Integral of an Elipse

**leomylonas** · August 14th 2010, 07:35 PM

Hi... again

I need to calculate the VOLUME of an elipse, but I have no idea how to do it... I assume it would require integration though.

The cross-sectional function for my elipse is:

$\sqrt{((1-(x-4)^2)/16)*9} ; 0<=x<=6$

and

$-\sqrt{((1-(x-4)^2)/16)*9} ; 0<=x<=6$

which gives:

So as you can see, I'm trying to calculate the volume from 0 to 6 of this elipse.

I thought about calculating the volume of the full elipse, then find the proportion of volume i need, but that wouldnt work because it isnt a uniform shape... woudl it?

Thanks in advance.

**Failure** · August 14th 2010, 09:49 PM

Originally Posted by leomylonas

Hi... again

I need to calculate the VOLUME of an elipse,

I suppose you mean the AREA.

but I have no idea how to do it... I assume it would require integration though.

Not really, in this particular case. You can get by with just a little geometry+trigonometry, since you can determine the area of that part of the ellipse by multiplying the corresponding area of the circle over its major axis (with diameter 8) by the factor 1/2 (which is the ratio between minor and major axis of the ellipse).

**leomylonas** · August 14th 2010, 11:04 PM

Originally Posted by Failure

I suppose you mean the AREA.

Nope. I mean volume. After a bit more research, I found out what I want to do is called "Volume of Revolution"

Volume of A Solid of Revolution

I think I have done this right now.

However now i have one that is a bit more difficult.

$f(x) = 1/(0.1(x-8)) +0.5; -1.5<=x<=6$

Which means to find the volume i have to calculate this:

$\int_{-1.5}^{6} \pi*(1/0.1(x-8) +0.5)^2 dx$

I've got no idea how to easily integrate that. I could expand it out, but that makes it even harder.

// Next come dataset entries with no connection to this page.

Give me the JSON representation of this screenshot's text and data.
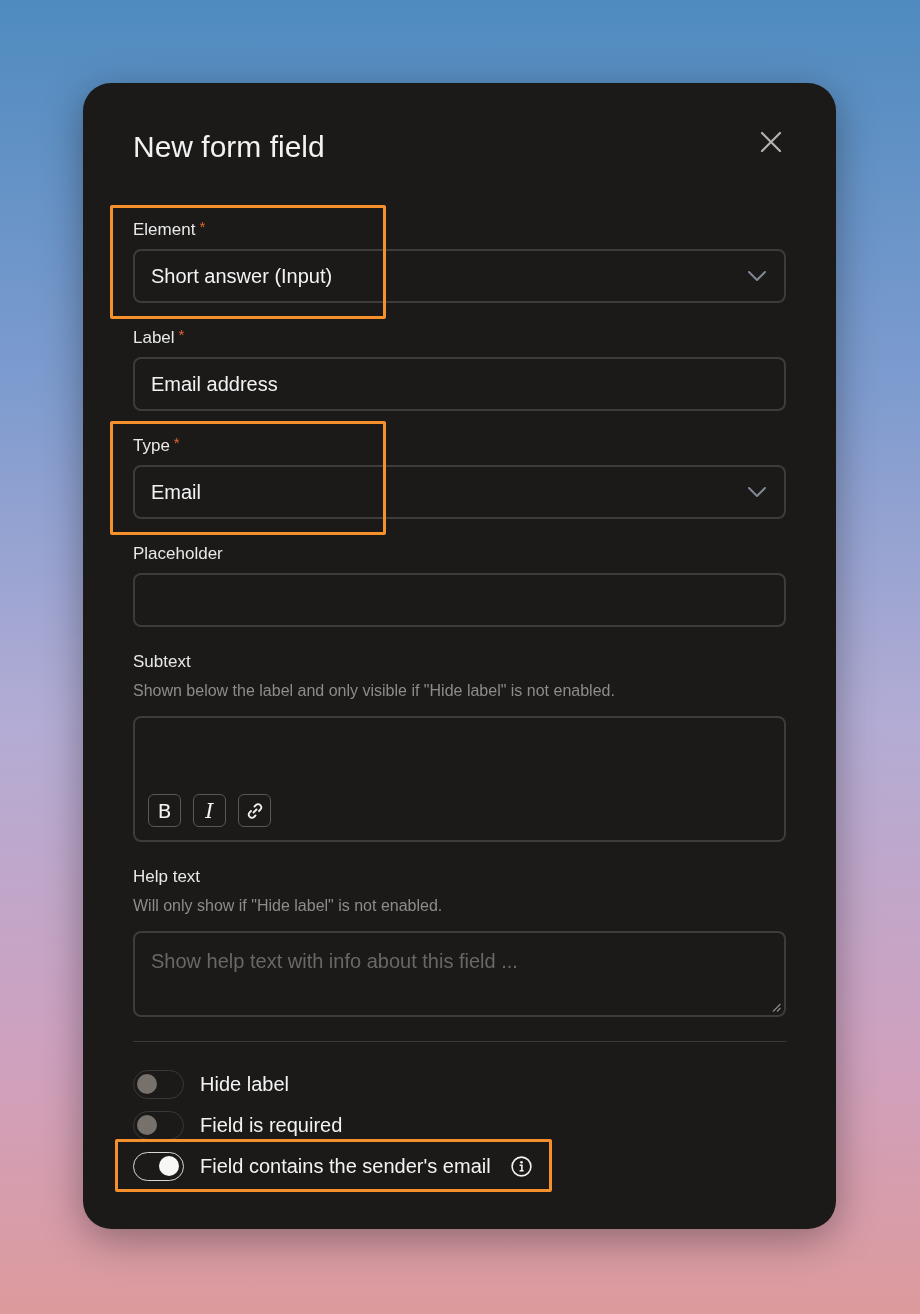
{
  "dialog": {
    "title": "New form field"
  },
  "fields": [
    {
      "kind": "select",
      "label": "Element",
      "required_mark": "*",
      "value": "Short answer (Input)",
      "highlighted": true
    },
    {
      "kind": "input",
      "label": "Label",
      "required_mark": "*",
      "value": "Email address",
      "highlighted": false
    },
    {
      "kind": "select",
      "label": "Type",
      "required_mark": "*",
      "value": "Email",
      "highlighted": true
    },
    {
      "kind": "input",
      "label": "Placeholder",
      "highlighted": false
    },
    {
      "kind": "rich_text",
      "label": "Subtext",
      "description": "Shown below the label and only visible if \"Hide label\" is not enabled.",
      "highlighted": false,
      "toolbar": [
        {
          "kind": "bold",
          "label": "B"
        },
        {
          "kind": "italic",
          "label": "I"
        },
        {
          "kind": "link"
        }
      ]
    },
    {
      "kind": "textarea",
      "label": "Help text",
      "description": "Will only show if \"Hide label\" is not enabled.",
      "placeholder": "Show help text with info about this field ...",
      "highlighted": false
    }
  ],
  "toggles": [
    {
      "label": "Hide label",
      "on": false,
      "highlighted": false,
      "info": false
    },
    {
      "label": "Field is required",
      "on": false,
      "highlighted": false,
      "info": false
    },
    {
      "label": "Field contains the sender's email",
      "on": true,
      "highlighted": true,
      "info": true
    }
  ]
}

Does anyone wanna have a crack at working that one out?

(Oh, and with the MATH tags, how do you can I make a fraction display properly?)

Thanks

**HallsofIvy** · August 15th 2010, 01:18 AM

You also mean "ellipsoid", not "ellipse".

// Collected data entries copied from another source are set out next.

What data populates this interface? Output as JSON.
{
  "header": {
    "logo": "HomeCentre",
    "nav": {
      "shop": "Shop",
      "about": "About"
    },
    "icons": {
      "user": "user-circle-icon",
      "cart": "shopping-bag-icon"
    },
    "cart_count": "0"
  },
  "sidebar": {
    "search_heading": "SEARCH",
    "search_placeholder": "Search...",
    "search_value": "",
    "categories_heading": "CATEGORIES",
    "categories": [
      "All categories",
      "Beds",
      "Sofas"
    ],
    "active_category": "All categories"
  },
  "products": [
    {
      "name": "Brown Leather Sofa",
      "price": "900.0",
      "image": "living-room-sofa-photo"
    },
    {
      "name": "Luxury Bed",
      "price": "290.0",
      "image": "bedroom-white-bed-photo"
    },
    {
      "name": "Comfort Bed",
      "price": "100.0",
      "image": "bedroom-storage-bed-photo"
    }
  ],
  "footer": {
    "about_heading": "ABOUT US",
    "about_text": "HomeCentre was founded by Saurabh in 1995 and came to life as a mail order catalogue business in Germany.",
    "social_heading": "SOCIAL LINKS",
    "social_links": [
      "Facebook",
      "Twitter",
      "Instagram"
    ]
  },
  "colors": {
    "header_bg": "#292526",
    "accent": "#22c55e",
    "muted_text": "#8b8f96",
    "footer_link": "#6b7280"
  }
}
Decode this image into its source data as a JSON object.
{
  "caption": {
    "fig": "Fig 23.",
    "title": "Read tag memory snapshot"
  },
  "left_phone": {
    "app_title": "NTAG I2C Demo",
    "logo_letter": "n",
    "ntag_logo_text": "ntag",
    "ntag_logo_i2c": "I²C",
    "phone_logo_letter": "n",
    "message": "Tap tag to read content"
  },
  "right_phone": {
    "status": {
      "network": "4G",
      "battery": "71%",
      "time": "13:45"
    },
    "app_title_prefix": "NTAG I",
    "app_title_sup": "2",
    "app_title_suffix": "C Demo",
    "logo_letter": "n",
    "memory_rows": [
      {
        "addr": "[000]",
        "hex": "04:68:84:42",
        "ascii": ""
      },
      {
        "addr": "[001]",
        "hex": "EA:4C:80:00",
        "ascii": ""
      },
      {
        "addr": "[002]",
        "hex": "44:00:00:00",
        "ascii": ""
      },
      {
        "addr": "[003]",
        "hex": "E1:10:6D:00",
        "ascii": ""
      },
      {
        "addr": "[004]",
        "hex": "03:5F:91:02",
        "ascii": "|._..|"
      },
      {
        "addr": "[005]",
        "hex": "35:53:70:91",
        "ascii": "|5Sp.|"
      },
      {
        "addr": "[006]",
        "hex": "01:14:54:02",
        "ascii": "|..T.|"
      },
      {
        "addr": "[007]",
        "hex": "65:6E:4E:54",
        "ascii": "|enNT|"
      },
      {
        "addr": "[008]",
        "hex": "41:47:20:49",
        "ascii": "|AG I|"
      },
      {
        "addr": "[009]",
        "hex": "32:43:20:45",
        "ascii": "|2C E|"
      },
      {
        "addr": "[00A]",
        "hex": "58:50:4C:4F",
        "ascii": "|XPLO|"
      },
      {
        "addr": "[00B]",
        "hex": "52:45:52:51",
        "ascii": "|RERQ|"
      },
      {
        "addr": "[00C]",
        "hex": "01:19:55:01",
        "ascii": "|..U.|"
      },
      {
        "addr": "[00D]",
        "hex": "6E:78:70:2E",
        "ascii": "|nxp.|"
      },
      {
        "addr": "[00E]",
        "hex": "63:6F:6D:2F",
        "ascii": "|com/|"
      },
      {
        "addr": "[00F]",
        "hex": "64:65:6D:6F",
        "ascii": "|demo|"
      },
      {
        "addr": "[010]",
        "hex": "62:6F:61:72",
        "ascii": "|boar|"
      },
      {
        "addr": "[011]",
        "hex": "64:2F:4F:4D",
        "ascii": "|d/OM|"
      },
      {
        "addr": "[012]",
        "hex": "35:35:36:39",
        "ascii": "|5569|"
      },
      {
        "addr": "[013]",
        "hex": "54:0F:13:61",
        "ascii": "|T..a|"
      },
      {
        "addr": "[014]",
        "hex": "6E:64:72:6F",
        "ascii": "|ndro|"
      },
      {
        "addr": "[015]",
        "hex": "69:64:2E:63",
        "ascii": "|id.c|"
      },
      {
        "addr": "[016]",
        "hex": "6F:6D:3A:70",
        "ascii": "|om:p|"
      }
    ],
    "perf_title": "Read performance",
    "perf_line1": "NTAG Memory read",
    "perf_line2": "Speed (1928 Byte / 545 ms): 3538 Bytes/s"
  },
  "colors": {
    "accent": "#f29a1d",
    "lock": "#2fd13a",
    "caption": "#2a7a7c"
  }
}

To get a fraction, put { and } around what ever you want in the numerator and what ever you want in the denominator. \frac{x^2+ 3xy}{2x- y} gives $\frac{x^2+ 3xy}{2x- y}$ .

**mr fantastic** · August 15th 2010, 03:29 AM

Originally Posted by HallsofIvy

You also mean "ellipsoid", not "ellipse".

To get a fraction, put { and } around what ever you want in the numerator and what ever you want in the denominator. \frac{x^2+ 3xy}{2x- y} gives $\frac{x^2+ 3xy}{2x- y}$ .

Ah, to think that I have lived to see the day that HoI would give help on posting with latex (off topic I know but I just had to say it

)

**Unknown008** · August 15th 2010, 03:44 AM

I don't know... but what if you tried to move a 2d ellipse so that the centre of the ellipse is at the origin?

Then, you integrate, using the theory of volume of rotation:

$Volume = \pi \int^a_{-a} y^2 dx$

where a and -a are the points where the ellipse cut the x-axis and the curve y is always positive...
y is then another curve with another formula.

Or is it not possible this way?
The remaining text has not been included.